Het Uwv wordt veroordeeld in de kosten die appellante in verband met de behandeling van het hoger beroep redelijkerwijs heeft moeten maken. De proceskosten worden ingevolge het Besluit proceskosten bestuursrecht begroot op € 875,- in hoger beroep (1 punt voor het indienen van het hoger beroepschrift, met een waarde per punt van € 875,-).

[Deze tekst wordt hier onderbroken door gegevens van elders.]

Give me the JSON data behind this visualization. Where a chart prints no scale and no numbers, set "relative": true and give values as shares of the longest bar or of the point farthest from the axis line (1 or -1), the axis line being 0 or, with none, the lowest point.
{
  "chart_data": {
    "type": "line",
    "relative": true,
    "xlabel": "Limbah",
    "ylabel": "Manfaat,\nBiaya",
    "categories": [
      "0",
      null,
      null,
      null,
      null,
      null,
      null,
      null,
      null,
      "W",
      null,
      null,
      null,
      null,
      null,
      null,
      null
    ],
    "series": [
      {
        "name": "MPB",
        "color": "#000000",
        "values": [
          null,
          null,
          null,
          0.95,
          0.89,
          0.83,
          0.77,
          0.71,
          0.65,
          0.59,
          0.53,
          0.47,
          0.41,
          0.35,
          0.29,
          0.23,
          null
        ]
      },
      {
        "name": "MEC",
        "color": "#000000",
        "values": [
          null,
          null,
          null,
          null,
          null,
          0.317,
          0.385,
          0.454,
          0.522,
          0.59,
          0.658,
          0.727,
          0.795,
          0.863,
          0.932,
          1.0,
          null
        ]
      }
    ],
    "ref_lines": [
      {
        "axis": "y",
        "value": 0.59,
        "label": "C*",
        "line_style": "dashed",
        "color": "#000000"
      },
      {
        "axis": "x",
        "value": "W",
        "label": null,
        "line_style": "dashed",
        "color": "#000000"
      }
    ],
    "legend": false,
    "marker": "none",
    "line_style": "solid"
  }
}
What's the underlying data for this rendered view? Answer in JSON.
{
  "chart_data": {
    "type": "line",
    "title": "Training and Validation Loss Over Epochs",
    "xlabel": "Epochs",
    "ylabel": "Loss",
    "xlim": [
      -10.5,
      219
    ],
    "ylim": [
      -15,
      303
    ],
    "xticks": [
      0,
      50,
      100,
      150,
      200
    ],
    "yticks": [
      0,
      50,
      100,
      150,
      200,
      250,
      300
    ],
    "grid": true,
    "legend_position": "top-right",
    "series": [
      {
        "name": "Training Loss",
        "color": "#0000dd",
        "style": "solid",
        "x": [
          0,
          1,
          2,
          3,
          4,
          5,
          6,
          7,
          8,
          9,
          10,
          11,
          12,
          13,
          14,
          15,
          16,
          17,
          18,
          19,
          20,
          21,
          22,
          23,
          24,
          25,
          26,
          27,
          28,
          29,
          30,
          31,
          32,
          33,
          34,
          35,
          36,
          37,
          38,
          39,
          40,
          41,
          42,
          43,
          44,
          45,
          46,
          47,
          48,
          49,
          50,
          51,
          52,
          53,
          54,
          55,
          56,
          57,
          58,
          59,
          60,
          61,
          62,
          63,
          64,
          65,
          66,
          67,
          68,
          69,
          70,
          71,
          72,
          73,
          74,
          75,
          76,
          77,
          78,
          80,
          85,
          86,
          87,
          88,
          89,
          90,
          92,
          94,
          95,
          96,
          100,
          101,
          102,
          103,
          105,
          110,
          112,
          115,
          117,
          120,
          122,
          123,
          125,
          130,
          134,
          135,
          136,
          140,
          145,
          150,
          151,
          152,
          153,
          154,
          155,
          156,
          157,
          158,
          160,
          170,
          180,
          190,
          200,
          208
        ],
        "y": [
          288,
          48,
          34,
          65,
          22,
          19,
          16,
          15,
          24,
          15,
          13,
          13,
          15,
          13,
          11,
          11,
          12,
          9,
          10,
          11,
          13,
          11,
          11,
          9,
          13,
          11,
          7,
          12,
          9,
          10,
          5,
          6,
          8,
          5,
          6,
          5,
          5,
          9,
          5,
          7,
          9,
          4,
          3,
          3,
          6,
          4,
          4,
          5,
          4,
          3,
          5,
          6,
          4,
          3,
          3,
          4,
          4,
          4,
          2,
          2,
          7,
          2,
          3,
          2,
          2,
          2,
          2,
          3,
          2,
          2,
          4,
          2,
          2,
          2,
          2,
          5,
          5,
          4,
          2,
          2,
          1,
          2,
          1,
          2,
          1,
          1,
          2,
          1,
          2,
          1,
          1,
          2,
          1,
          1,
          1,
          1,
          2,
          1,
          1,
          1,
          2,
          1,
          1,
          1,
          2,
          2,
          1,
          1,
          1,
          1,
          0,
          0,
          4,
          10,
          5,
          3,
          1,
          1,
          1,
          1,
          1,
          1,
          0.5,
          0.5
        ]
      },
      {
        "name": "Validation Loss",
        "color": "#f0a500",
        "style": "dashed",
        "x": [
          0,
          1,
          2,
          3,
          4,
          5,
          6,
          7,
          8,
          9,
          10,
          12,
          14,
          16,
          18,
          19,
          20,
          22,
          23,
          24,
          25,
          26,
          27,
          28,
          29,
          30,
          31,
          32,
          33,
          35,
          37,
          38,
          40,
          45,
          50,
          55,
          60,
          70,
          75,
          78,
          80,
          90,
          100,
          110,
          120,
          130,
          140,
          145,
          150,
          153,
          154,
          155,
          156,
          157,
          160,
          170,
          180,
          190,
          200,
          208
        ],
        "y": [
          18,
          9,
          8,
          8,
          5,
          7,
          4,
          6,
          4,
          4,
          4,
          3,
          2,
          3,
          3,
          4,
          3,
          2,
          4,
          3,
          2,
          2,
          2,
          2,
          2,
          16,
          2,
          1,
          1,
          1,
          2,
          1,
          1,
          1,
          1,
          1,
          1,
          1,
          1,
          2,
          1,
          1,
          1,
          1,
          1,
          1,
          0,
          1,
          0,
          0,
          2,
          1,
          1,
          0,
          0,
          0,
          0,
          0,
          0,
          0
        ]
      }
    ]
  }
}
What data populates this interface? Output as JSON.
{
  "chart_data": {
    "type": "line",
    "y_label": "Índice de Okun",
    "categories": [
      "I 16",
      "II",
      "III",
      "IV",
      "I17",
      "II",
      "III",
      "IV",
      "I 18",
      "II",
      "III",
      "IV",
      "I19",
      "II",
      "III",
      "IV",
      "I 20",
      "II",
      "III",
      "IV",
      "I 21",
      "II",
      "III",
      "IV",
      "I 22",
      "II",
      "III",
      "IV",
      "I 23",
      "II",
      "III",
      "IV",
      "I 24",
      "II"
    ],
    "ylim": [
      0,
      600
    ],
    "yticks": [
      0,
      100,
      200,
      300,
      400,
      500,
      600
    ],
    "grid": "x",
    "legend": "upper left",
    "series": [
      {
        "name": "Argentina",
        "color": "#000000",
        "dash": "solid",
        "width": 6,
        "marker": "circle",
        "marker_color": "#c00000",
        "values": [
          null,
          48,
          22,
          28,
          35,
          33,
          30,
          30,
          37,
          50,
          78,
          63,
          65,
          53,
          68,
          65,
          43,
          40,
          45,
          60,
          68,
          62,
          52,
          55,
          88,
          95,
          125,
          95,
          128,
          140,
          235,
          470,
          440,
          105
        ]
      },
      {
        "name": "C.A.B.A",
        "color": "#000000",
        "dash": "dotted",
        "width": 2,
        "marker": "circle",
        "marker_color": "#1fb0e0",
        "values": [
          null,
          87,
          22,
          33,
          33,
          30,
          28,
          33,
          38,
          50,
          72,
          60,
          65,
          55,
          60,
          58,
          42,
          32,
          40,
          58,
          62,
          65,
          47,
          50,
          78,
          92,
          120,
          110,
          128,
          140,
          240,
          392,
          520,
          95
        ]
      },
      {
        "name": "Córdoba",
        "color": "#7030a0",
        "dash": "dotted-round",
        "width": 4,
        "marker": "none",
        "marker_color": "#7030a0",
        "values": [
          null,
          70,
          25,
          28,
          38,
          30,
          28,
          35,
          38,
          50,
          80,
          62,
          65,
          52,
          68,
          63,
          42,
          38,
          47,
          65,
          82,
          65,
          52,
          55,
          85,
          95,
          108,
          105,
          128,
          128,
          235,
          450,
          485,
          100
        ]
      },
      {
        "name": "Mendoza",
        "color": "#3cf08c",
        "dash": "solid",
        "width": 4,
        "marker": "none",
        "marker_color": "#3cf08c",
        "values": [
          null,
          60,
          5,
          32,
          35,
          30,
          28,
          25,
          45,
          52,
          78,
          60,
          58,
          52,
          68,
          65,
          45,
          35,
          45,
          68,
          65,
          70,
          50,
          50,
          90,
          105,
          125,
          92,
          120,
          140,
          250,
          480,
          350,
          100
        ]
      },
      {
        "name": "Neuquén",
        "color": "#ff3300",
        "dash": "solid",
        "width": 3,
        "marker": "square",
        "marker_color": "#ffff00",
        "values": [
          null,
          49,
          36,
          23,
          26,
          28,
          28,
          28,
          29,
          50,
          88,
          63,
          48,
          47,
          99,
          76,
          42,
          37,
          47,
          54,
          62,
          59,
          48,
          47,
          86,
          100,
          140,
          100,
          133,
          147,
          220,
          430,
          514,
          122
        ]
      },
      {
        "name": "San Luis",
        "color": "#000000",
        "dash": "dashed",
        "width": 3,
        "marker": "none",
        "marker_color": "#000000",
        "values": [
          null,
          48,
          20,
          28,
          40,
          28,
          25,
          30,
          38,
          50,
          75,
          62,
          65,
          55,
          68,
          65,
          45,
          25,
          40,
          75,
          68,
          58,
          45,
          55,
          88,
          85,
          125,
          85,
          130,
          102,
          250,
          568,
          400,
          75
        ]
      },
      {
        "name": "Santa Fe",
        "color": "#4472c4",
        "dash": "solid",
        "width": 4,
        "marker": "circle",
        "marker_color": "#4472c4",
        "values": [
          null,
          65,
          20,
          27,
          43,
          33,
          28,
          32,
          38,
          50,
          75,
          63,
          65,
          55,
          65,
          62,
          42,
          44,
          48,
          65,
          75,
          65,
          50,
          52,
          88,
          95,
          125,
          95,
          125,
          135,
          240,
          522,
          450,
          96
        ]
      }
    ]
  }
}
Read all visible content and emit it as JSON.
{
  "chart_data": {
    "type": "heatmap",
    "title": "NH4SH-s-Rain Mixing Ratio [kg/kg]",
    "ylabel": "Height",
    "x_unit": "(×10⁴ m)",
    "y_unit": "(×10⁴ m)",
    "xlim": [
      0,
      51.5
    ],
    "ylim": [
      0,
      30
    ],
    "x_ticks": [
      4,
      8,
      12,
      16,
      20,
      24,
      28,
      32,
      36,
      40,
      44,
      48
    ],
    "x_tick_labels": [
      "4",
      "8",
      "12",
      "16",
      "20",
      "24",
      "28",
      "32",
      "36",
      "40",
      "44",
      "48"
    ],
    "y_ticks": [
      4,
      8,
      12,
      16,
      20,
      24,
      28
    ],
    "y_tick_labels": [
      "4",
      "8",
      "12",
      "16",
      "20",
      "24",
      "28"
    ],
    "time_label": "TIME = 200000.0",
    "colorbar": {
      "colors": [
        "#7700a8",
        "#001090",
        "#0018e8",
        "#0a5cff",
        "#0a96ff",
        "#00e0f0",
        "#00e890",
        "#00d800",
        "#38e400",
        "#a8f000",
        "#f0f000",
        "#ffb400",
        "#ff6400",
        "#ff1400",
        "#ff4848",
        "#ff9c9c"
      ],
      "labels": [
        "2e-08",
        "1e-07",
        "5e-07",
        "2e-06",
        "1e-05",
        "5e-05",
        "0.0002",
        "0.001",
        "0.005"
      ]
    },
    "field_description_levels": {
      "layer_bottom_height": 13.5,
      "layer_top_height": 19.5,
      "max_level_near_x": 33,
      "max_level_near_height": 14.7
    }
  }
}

Ook moet het Uwv het door appellante in hoger beroep betaalde griffierecht vergoeden.

BESLISSING

De Centrale Raad van Beroep
- veroordeelt het Uwv in de proceskosten van appellante tot een bedrag van € 875,-;
- bepaalt dat het Uwv het door appellante in hoger beroep betaalde griffierecht van € 138,- vergoedt.
Deze uitspraak is gedaan door S.B. Smit-Colenbrander, in tegenwoordigheid van M.D.F. de Moor als griffier. De beslissing is uitgesproken in het openbaar op 2 oktober 2024.